A reviewer once asked me “why bother” to make zinfandel if I already make pinot. Another time, a cadre of high and mighty taste-makers dismissed zinfandel as one big joke, right in front of me, while I was pouring zin. But the following zinger is my all time favorites. Pinot person writes, “I see your "coming out" is at World of Pinot Noir and I look forward to seeing you. Don't bring any of that Rockpile Zin shit.” But the reality is that zinfandel can be balanced, aromatic, food-friendly, and totally delicious. You just need to find the right producer for your taste buds. Which is why upon reading the November 2 issue of The New Yorker on my recent return flight from Atlanta, I nearly lost my mind. In a restaurant review on page 25, I read the following passage, printed right below a food-porn worthy, glamour shot of succulent, golden-skinned, oven roasted chicken.

“Is there anything more eighties that having a lot of money? Maybe melon and prosciutto. And caviar blinis. Zinfandel, for sure.”

Whoa. What? For the record, my superb Rockpile grower, Mr. Chris Mauritson, recently e-mailed me the following note:

"Opened a bottle of the 2013 you gave us for dinner last night. WOW! You nailed it! It's like I remember Zin 30 years ago. Loved it.”

Oh my God, I like totally thought that was like for sure a compliment, being an 80’s zinfandel. It’s like totally iconic, like Madonna, stirrup pants, or a bottle of Ridge. Seriously, though, I was so touched by Chris’ compliment that I asked Brian to post it on Facebook. (He refused). There was a time when luscious, balanced, beautiful zinfandels put California on the wine map. Now I’m finding zinfandel to be a tough sell in the marketplace. And it bums me out.

The magazine review goes on to laud the menu at “Jams,” noting “not all resurrections from the era are bad news.” Spiced nuts, Baked Alaska, and brown butter glazed gnocchi all get props. But that wine reference is left dangling, like Johannisberg Riesling or Riunite. Except while Johannisberg Riesling and Riunite have vanished from American retail shelves, I am still here, making zinfandel, vintage after vintage. And being the modest and demure girl that I am, I’ll still hazard that my 2013 is stellar.

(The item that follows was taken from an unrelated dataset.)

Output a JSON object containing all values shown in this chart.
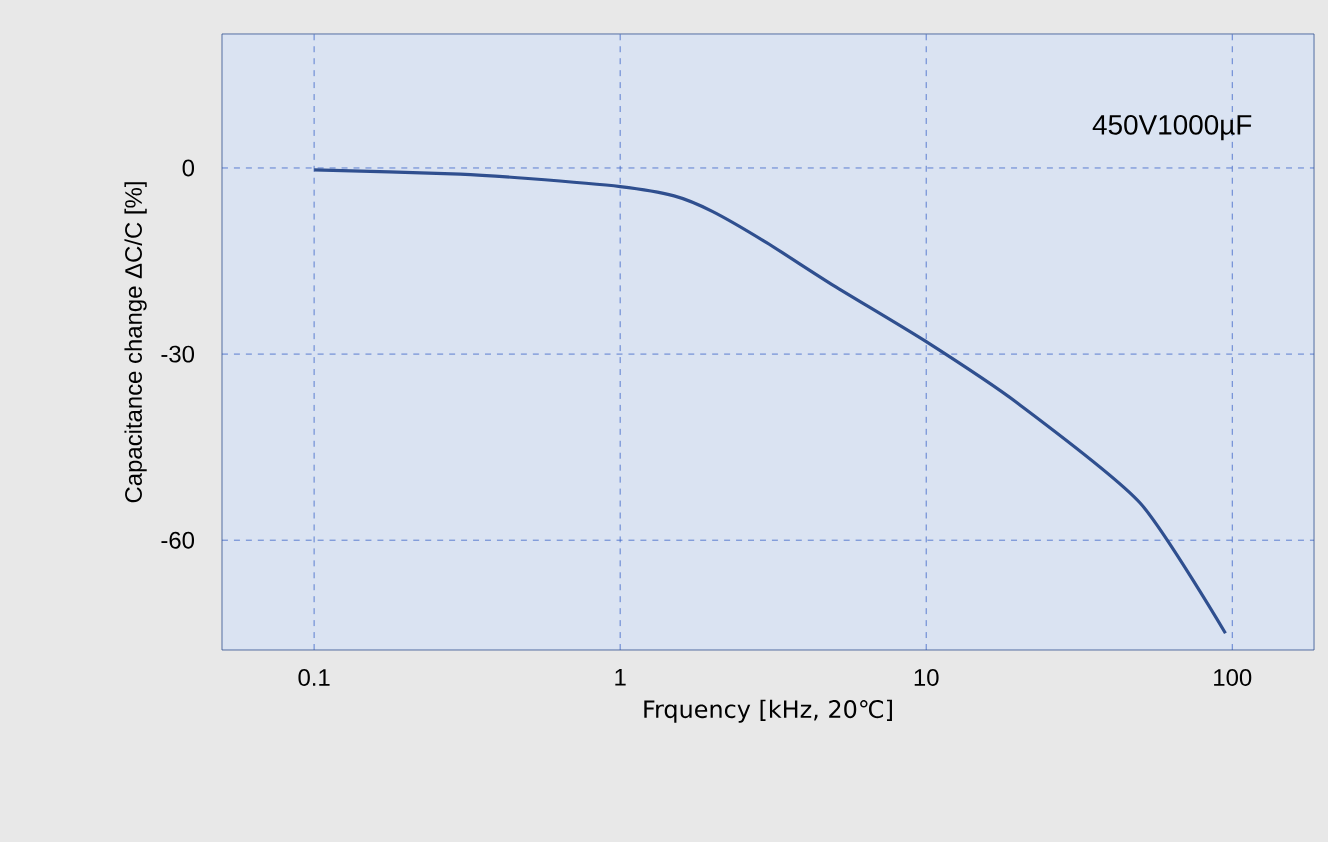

So here is my modest proposal, dear readers. If anyone in the blog-o-ether-sphere knows Chef Jonathan Waxman, of Jams restaurant, 1414 6th Avenue, NYC, please ask him to call me. I will proudly partner with him and his blockbuster “revival” restaurant Jams as his sole purveyor of zinfandel. I promise that my 2013 zin pairs perfectly with gnocchi, spiced nuts, and that gorgeous roast chicken. As for Baked Alaska…not so much.